Le Ciel en retentit, les Echos se confondent,
De leurs Palais voutez tous ensemble ils répondent.
Les Cerfs, au moindre bruit à se sauver si prompts,
Les timides troupeaux des Daims aux larges fronts,
Sont contraints de quitter leurs demeures secretes :
Le bois n’a plus pour eux d’assez sombres retraites.
On court dans les sentiers, on traverse les forts ;
Chacun, pour les percer, redouble ses efforts.
Au fond du bois croupit une eau dormante et sale :
Là le monstre se plaist aux vapeurs qu’elle exhale[1] ;
Il s’y veautre sans cesse, et cherit un sejour
Jusqu’alors ignoré des mortels et du jour.

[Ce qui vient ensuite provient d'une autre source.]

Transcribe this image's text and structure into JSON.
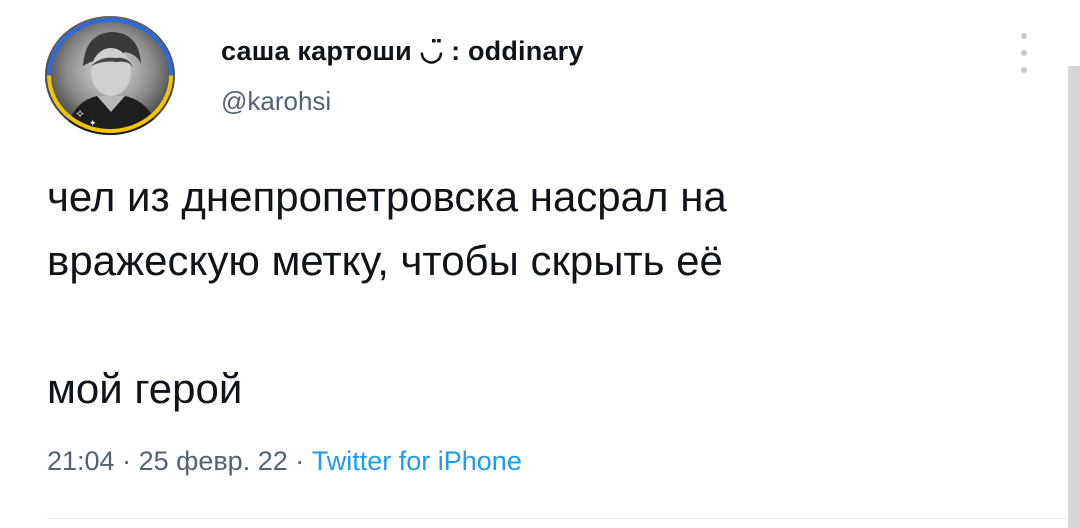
{
  "user": {
    "display_name": "саша картоши ◡̈ : oddinary",
    "handle": "@karohsi"
  },
  "tweet": {
    "line1": "чел из днепропетровска насрал на",
    "line2": "вражескую метку, чтобы скрыть её",
    "line3": "мой герой"
  },
  "meta": {
    "time": "21:04",
    "sep1": " · ",
    "date": "25 февр. 22",
    "sep2": " · ",
    "source": "Twitter for iPhone"
  },
  "icons": {
    "more": "more-vertical-icon",
    "avatar": "profile-photo"
  },
  "colors": {
    "text": "#0f1419",
    "secondary": "#536471",
    "link": "#1d9bf0",
    "avatar_ring_top": "#2f6bd6",
    "avatar_ring_bottom": "#f2c500"
  }
}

On ne l’en peut chasser ; du souci de sa vie
Bien plus à sa valeur qu’à sa fuite il se fie.
Les cors ont beau sonner, l’air a beau retentir,
Rien ne sçauroit encor l’obliger à partir.
Cependant les destins hastent sa derniere heure.
Driope la premiere évente sa demeure[2] :
Les autres chiens, par elle aussi-tost avertis,
Répondent à sa voix, frapent l’air de leurs cris,
Entraisnent les chasseurs, abandonnent leur queste ;
Toute la meute accourt, et vient lancer la beste,
S’anime en la voyant, redouble son ardeur :
Mais le fier[3] animal n’a point encor de peur.
Le coursier d’Adonis, né sur les bords du Xante,
Ne peut plus retenir son ardeur violente :

  1. Manuscrit de 1658 :
    Là le monstre se paist des vapeurs qu’elle exhale.
  2. Manuscrit de 1658 :
    Driope au sage nez evente sa demeure.
    Il y a Driape dans l’édition de 1825, mais c’est une faute d’impression.
  3. Fin, dans l’édition de ]825, mais fier dans le manuscrit de 1658 et dans les éditions de 1669 et de 1671.